Federica Mogherini démissionne de son poste de rectrice du Collège d’Europe : que se passe-t-il maintenant

Alexis Tremblay
Alexis Tremblay

Federica Mogherini prend du recul et démissionne de son poste de rectrice du Collège d’Europe. Dépassée par l’enquête du PPE, le Parquet européen, qui a conduit le 2 décembre à son arrestation – puis à sa libération – en Belgique avec deux collaborateurs, l’ancienne haute représentante de l’UE a décidé de démissionner après cinq ans à la tête du Collège d’Europe et directrice de l’Académie diplomatique de l’Union européenne.

Démission de Mogherini du poste de recteur du Collège d’Europe

Il l’a fait avec un email, envoyé au personnel et aux étudiants de la prestigieuse école de Bruges. « En accord avec la plus grande rigueur et exactitude avec laquelle j’ai toujours exercé mes fonctions, j’ai décidé aujourd’hui de démissionner du poste de Recteur du Collège d’Europe et de Directeur de l’Académie diplomatique de l’Union européenne », a écrit Mogherini.
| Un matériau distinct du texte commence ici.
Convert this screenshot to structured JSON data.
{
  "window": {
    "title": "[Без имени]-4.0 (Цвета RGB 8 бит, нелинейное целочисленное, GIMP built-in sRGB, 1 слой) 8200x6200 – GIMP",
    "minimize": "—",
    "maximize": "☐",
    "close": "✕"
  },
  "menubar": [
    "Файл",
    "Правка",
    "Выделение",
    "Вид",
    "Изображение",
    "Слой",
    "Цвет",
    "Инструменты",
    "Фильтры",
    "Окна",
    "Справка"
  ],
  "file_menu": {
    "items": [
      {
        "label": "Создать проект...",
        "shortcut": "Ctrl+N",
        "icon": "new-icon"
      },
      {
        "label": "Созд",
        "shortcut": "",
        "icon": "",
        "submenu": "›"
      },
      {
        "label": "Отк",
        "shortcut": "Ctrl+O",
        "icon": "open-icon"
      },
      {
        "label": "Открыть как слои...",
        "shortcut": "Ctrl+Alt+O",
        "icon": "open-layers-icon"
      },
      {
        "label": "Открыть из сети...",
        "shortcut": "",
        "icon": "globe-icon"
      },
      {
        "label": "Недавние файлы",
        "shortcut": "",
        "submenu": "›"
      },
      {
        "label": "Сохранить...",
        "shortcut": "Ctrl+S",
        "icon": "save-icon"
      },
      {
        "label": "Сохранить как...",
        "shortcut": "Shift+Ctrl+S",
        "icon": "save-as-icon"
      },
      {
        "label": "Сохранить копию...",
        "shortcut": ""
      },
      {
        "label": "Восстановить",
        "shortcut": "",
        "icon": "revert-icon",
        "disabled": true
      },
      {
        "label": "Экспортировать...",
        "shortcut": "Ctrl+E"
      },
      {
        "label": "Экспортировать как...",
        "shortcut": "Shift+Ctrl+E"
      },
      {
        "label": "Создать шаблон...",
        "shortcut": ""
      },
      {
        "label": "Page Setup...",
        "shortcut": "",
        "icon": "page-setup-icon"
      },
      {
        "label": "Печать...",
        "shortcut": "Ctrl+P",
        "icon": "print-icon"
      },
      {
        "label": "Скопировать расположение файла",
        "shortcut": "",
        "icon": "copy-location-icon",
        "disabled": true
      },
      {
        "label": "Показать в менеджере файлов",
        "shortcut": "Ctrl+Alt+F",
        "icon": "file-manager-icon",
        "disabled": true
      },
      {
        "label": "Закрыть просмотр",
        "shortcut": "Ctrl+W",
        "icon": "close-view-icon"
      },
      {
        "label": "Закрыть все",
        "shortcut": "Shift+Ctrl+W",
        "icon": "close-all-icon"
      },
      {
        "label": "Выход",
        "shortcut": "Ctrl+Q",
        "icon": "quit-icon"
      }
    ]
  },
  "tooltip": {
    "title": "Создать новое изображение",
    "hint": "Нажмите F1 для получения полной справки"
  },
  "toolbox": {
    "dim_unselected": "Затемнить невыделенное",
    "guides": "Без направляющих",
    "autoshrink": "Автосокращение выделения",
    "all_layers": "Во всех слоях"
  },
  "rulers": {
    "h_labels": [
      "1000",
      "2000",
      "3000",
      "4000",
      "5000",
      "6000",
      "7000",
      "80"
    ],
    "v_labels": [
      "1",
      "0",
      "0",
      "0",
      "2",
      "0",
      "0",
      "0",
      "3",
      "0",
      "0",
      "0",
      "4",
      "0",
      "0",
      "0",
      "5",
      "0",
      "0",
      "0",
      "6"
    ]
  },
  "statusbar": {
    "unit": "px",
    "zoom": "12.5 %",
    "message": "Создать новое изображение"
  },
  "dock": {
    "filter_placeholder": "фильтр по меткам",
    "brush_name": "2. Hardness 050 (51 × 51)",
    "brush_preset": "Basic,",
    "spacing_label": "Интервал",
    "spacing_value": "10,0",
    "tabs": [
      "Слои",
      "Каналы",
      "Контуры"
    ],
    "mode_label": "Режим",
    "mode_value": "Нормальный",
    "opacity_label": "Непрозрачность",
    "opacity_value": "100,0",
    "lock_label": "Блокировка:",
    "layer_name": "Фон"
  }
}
Et encore : « Je suis certaine que la communauté du Collège sur nos trois campus poursuivra le chemin de l’innovation et de l’excellence que nous avons tracé ensemble au cours de ces cinq merveilleuses années. Je suis fier de ce que nous avons accompli ensemble et je suis profondément reconnaissant pour la confiance, l’estime et le soutien que les étudiants, les professeurs, le personnel et les anciens élèves du Collège et de l’Académie m’ont montré et continuent de me montrer. Ce fut un honneur et un plaisir pour moi de servir la communauté du Collège et sa mission, avec vous tous », a écrit Mogherini dans le email, publié quelques minutes plus tard sur le site du Collège d’Europe.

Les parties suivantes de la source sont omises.